Abstract
Abstract
In 2004, several large oil discoveries were made in high-permeability multi-layered Fatehgarh sandstone reservoirs in Rajasthan, India. The fields contain light but viscous paraffinic oils with wax appearance temperatures very close to reservoir temperature. As these were the first Fatehgarh discoveries in the region, no special core analysis (SCAL) information existed for the unusual oil-bearing rocks. A fast-track comprehensive SCAL program to determine wettability, relative permeabilities, capillary pressures, and initial and residual oil saturation was implemented within weeks of the first discovery. This data was critical to the design of waterflood patterns and facilities for these intermediate- to weakly oil-wet reservoirs.
The value of a comprehensive up-front SCAL program is clearly demonstrated. Although acquisition of the SCAL data cost ~US$5million, it played a crucial role in justifying a change in field development plans involving closer well spacing, higher injection volumes and larger surface facilities.
A statistically significant number of SCAL measurements were made on representative Fatehgarh samples. In general, reservoir rocks have the low initial water saturations (Swi~5%), long oil drainage tails and low residual oil saturations (Sorw<15%) typical of intermediate- to weakly oil-wet reservoirs (Amott-Harvey wettability index -0.33 ± 0.27). Early quantification of these characteristics by facies and their implementation into stochastic static and dynamic reservoir models were critical to development of a technically sound field development plan.
The 2004 discoveries in an industrially less-developed part of India are projected to be on production by 2009. Large fast-tracked investments in infrastructure and oilfield development were significantly shaped by the early acquisition of a comprehensive SCAL dataset. The data helped to optimize the different waterflood designs chosen for the different fields (pattern floods vs. edge line drives, well spacings, vertical vs. horizontal wells, etc.) and to quantify the expected oil and water production profiles from these very high-quality intermediate- to weakly oil-wet reservoirs.
Background
The Mangala field was discovered in January 2004 (Reference 1) by the drilling of Mangala-1, which encountered a gross oil column of ~150m in the late-Palaeocene Fatehgarh sandstones of the rifted Tertiary Barmer Basin (Figure 1) of northwestern India. The Mangala oil is a paraffinic sweet crude averaging 27ºAPI gravity with viscosity of ~13cp. It also contains a thin biodegraded oil zone just above the oil-water contact (OWC) where the crude quality is lower at ~22ºAPI and ~50cp.
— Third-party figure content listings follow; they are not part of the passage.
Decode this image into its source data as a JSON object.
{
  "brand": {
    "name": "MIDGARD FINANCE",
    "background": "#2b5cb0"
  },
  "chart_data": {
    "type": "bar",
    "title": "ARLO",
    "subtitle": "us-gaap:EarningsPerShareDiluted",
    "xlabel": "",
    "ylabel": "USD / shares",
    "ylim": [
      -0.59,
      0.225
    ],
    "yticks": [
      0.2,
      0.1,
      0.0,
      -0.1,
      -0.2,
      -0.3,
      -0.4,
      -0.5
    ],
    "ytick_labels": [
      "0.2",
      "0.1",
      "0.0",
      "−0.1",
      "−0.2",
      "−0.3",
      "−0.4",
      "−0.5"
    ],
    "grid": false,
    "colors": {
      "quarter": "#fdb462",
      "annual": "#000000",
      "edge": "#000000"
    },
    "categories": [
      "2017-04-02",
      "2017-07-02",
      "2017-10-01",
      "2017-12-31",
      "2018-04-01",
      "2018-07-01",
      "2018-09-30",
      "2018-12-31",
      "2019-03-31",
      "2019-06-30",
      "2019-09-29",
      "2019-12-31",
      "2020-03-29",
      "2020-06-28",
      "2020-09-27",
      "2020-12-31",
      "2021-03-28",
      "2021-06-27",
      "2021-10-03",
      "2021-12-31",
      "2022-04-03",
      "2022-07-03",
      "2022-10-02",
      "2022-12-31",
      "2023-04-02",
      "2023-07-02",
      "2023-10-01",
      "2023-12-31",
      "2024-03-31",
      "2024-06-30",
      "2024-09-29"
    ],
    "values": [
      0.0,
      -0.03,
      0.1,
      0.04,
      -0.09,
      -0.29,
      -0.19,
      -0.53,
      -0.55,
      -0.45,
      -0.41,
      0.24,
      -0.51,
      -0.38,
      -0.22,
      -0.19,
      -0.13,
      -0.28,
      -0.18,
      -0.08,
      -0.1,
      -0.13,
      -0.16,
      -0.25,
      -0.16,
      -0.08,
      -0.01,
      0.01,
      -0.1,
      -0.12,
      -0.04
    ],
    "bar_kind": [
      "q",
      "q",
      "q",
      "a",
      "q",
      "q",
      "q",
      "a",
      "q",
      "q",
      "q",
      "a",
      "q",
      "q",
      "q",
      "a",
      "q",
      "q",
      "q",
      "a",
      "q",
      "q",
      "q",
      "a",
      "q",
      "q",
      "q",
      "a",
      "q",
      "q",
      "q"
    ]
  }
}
Figure 1: Location of the Barmer Basin, India.
Well test rates of more than 5,000 bopd from limited intervals with less than 200psi of drawdown confirmed the very high quality nature of the reservoir that was inferred from logs and cuttings. To date, Cairn has made twenty oil and gas discoveries in the basin, including the large Bhagyam and Aishwariya oilfields, with a total estimated 2P STOIIP of 3.6 billion BOE. A critical part of the ongoing field development planning was the acquisition of a comprehensive special core analyses (SCAL) data-set.